In our study the gender is an issue factor for self-confidence and limitation of the clinical examination of intimate (Table 3), this is not similar to the study of Brown et al. 2013 who expressed that gender did not impact their careers. Instead, they believed that gender-based difficulties were sometimes results of individual choices. Others perceived that male surgeons struggled with the same expectations as women [13] [14].

Our study showed, that most of the participants 28 (40.5%) reported impacted clinical examination of the other sex to cultural/religious, while 21 (30%) related to Shyness/embarrassment and 20 (29%) were due to lack of training and misunderstanding. The cultural, tradition and religious background of the female residents had an impact on female residents coping styles. Female residents from cultures with even stronger taboos against interpersonal physical contact than are present in our conservative Makkah holy city culture were felt by the female surgical resident themselves to be more likely to avoid practicing all their physical examination skills as well as intimate physical examination skills [15] [16]. In our study 36 (52.2%) of the spondees out of 69 participants reported refusal of the patients give the consent Table 3. While it can be argued that the medical student should take the consent as an important part of their training, we feel our system maximizes the learning opportunities while avoiding patients being examined against their wishes as may have happened in the Broadmore et al. study [16]. Limitation of the study: The small sample size was due to that:

1) The study was carried out during the era of COVID19 period which restricted the number of patients attending the hospitals.

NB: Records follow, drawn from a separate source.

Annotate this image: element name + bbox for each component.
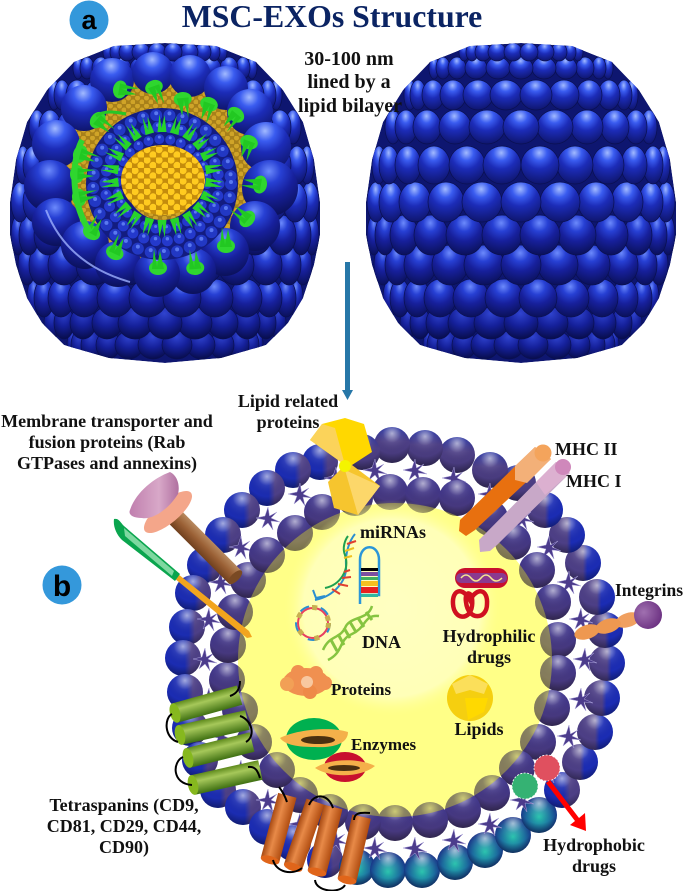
label: membrane transporter: fusion proteins (Rab xyxy=(29,432,185,453)
badge a: a xyxy=(81,5,97,35)
label: hydrophobic drugs: drugs xyxy=(572,856,616,876)
label: enzymes: Enzymes xyxy=(351,735,417,754)
label: MHC I: MHC I xyxy=(566,471,622,491)
label: membrane transporter: Membrane transporter and xyxy=(1,411,213,431)
badge b: b xyxy=(53,570,71,603)
label: lipids: Lipids xyxy=(454,719,504,739)
outer leaflet xyxy=(165,427,625,888)
label: MHC II: MHC II xyxy=(555,439,618,459)
label: membrane transporter: GTPases and annexins) xyxy=(17,453,197,474)
badge a xyxy=(70,0,108,40)
yellow core xyxy=(121,145,205,215)
size caption: 30-100 nm xyxy=(304,48,394,70)
exosome closed sphere xyxy=(366,43,676,363)
label: lipid related proteins: Lipid related xyxy=(238,391,338,411)
tetraspanins green cylinders xyxy=(167,681,263,796)
label: proteins: Proteins xyxy=(331,680,392,699)
label: lipid related proteins xyxy=(238,391,338,432)
outer green proteins xyxy=(70,78,268,276)
inner green proteins xyxy=(100,114,224,238)
exosome cutaway sphere xyxy=(10,43,320,363)
MHC I xyxy=(479,459,571,552)
label: membrane transporter xyxy=(1,411,213,474)
label: tetraspanins: Tetraspanins (CD9, xyxy=(49,795,199,816)
lipid related protein xyxy=(310,418,380,515)
icon: hydrophilic drugs xyxy=(453,568,508,617)
size caption: lined by a xyxy=(307,71,391,93)
size caption xyxy=(298,48,402,117)
label: DNA: DNA xyxy=(362,632,401,652)
arrow from a to b xyxy=(342,262,353,400)
icon: lipid droplet xyxy=(447,675,493,721)
size caption: lipid bilayer xyxy=(298,95,402,117)
label: hydrophilic drugs xyxy=(443,626,535,667)
label: hydrophobic drugs xyxy=(543,835,645,876)
membrane transporter funnel xyxy=(130,472,244,586)
hydrophobic drug spheres and arrow xyxy=(512,755,586,831)
label: hydrophilic drugs: Hydrophilic xyxy=(443,626,535,646)
tetraspanins orange cylinders xyxy=(260,787,371,891)
inner leaflet xyxy=(209,474,576,841)
title: MSC-EXOs Structure xyxy=(182,0,482,34)
label: miRNAs: miRNAs xyxy=(360,522,426,542)
large rim balls xyxy=(32,52,291,172)
icon: plasmid xyxy=(296,606,330,640)
MHC II xyxy=(459,444,552,536)
icon: enzymes xyxy=(280,718,375,782)
icon: miRNA hairpin xyxy=(360,547,379,604)
label: hydrophobic drugs: Hydrophobic xyxy=(543,835,645,855)
label: lipid related proteins: proteins xyxy=(257,412,319,432)
lipid bilayer ring xyxy=(165,427,625,888)
integrin xyxy=(572,601,662,643)
label: tetraspanins: CD90) xyxy=(99,837,149,858)
icon: protein blob xyxy=(280,665,332,699)
icon: DNA xyxy=(323,606,379,660)
shelf highlight xyxy=(46,210,130,282)
label: integrins: Integrins xyxy=(615,580,683,600)
yellow lumen xyxy=(238,500,552,817)
label: tetraspanins: CD81, CD29, CD44, xyxy=(47,816,201,836)
label: tetraspanins xyxy=(47,795,201,858)
badge b xyxy=(42,566,82,604)
opening showing gold lining xyxy=(66,66,278,274)
lipid tails xyxy=(193,459,597,860)
label: hydrophilic drugs: drugs xyxy=(467,647,511,667)
icon: RNA helix xyxy=(313,534,356,600)
inner vesicle ring of blue lipids xyxy=(93,113,231,253)
membrane fusion rod xyxy=(114,519,252,638)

2) Only the female surgical residents enrolled in the Saudi Surgical Board from level 1 - 5 (R1 to R5) were included, and exclusion of all service surgical program which restricted the number.

6. Conclusion

Our study revealed the declined of female surgical trainees on opposite sex intimate examination. Also the study showed the clear effects of conservative cultures community traditions and religious believes in Makkah community. This study serves as a call-to-action to increase collective effort towards gender inclusivity which will significantly improve future health outcomes. Suggestion for future studies is: A larger sample size study is needed to explore this issue more. Other Saudi hospitals in the western region of Saudi Arabia should be involved.

Questionnaire to Female Surgical Residents in General Surgery

Personal characteristics

Name: …………………………… Hosp: ……………………..Graduate Ys:………… University ………………………


· Which of the following undergraduate training do you feel relaxed on intimate and hernia examination?

• Bed side teaching

• Simulation

• Manikins’


· What do you think are the main barriers for you to gain hernia and intimate exam. Experience

• Short staying in hospital.

• Shortage of cases in hospital.

• Gender bias

• Patient refusal

• Lack of interest

· What do you think the good for undergraduate hernia training :

• More Time

• Female surgeons to teach.

• Substitute corporals to skill lab.

• Undergraduate more Training and self confidence

· How would you best describe your area of experience?

· How would you rate yourself in intimate hernia training?

Are there any other comments you would like to make about hernia / intimate training in undergraduate


· Has a patient ever refused to give you a consent for doing an intimate clinical examination?

· How frequent have you examined the male patient with inguinal hernia in your undergraduate training?

· How does gender affect your clinical examination of male intimate experience?

· Do you feel supported by your supervisor to conduct intimate clinical examination?

· Do you feel not confident to conduct intimate clinical examinations?

· Which of the following have impacted your clinical examination of the opposite sex,

Conflicts of Interest

The authors declare no conflicts of interest regarding the publication of this paper.